During the Costonian (Figure 4, top left), Laurentia, Avalonia and Baltica formed an individual association. Avalonia held an intermediate position between the core Gondwanan terranes and Laurentia/Baltica, suggesting shared faunal elements. Likewise, the position of Laurentia and South America possibly indicate some shared faunal elements. These relationships are well known (Fortey and Cocks 2003) and documented, and it is, therefore, not surprising. Baltica appears to be the most faunally isolated of the three core Iapetan plates.
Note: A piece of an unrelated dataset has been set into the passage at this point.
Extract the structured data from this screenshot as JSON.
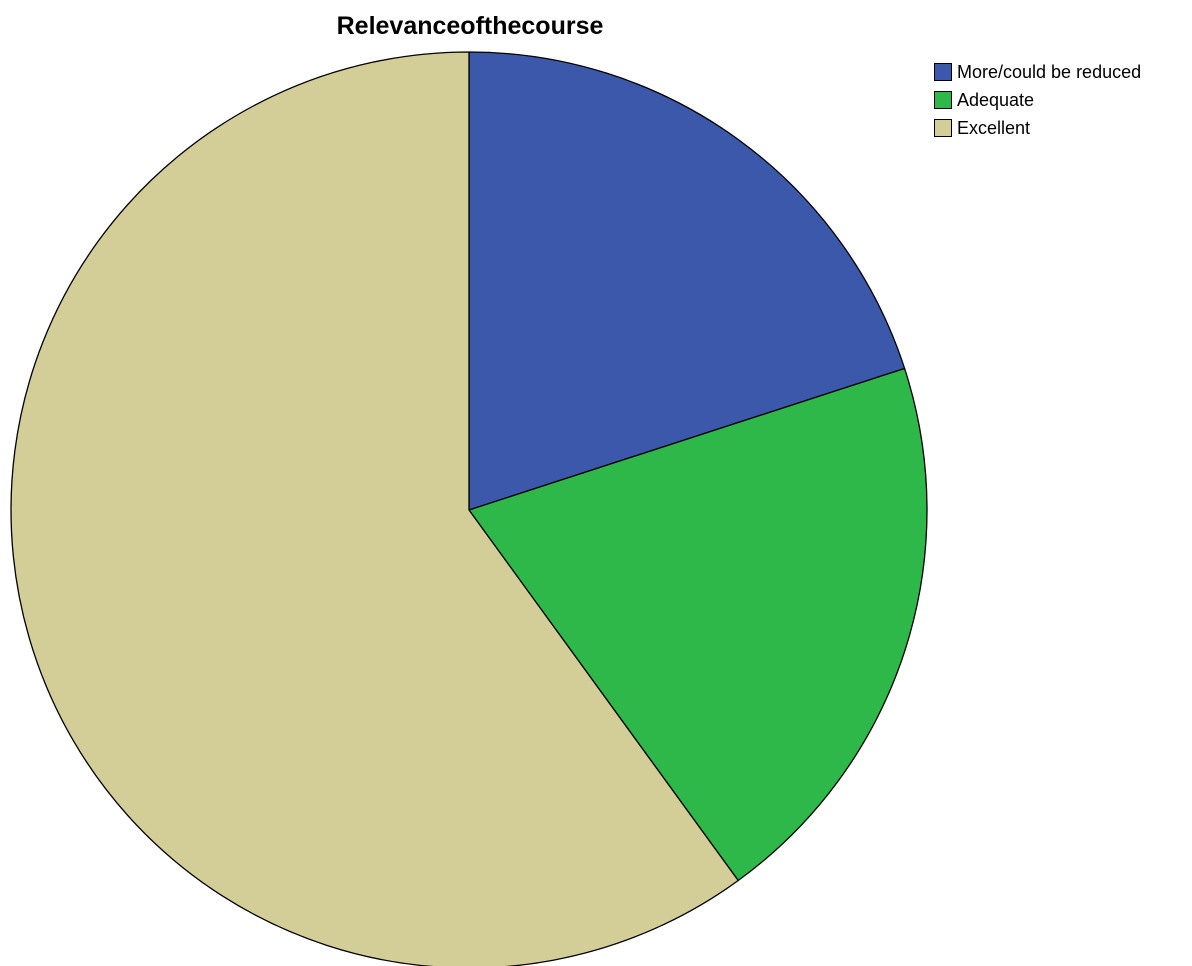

The core Gondwanan terranes are positioned together, as are the peri-Gondwanan terranes. By the Hirnantian (Figure 4, top right), Bohemia is indicated close to Avalonia and Baltica, perhaps indicating an intermittent position between these and the peri-Gondwanan terranes.

Siberia is in a rogue position between the three plate groups. Siberia and Avalonia probably retained some of their common Gondwanan elements, which explain the faunal similarity. The two core Gondwanan terranes still appear to form a separate group.

In the Rhuddanian (Figure 4, bottom left), half the plates form a closely knit group consisting of the core Gondwanan terranes as well as Laurentia, Avalonia and Baltica, however, apparently Siberia retained a different faunal composition. This might, however, be an artifact of low diversity from the craton during the Rhuddanian, not a true pattern. The terranes separated from this group are Apulia-Armorica, which have almost identical faunas. Bohemia retains a position somewhere between this plate pair and the large group. The Precordillera remains unattached to any of the groups. This pattern is retained in the Telychian. For the Gorstian (Figure 4, bottom right), the same pattern is basically retained; however, there is some separation into subgroups. Most of the peri-Gondwanan terranes remain marginal to the large group, and Siberia appears separate also. The two Gondwanan core elements remain tightly connected, and the old Baltica-Laurentia-Avalonia group is also well constrained. Bohemia shared faunal elements with all three groups, however, as indicated by the classification analysis, the terrane is now firmly placed with the Gondwanan and core Iapetan faunas.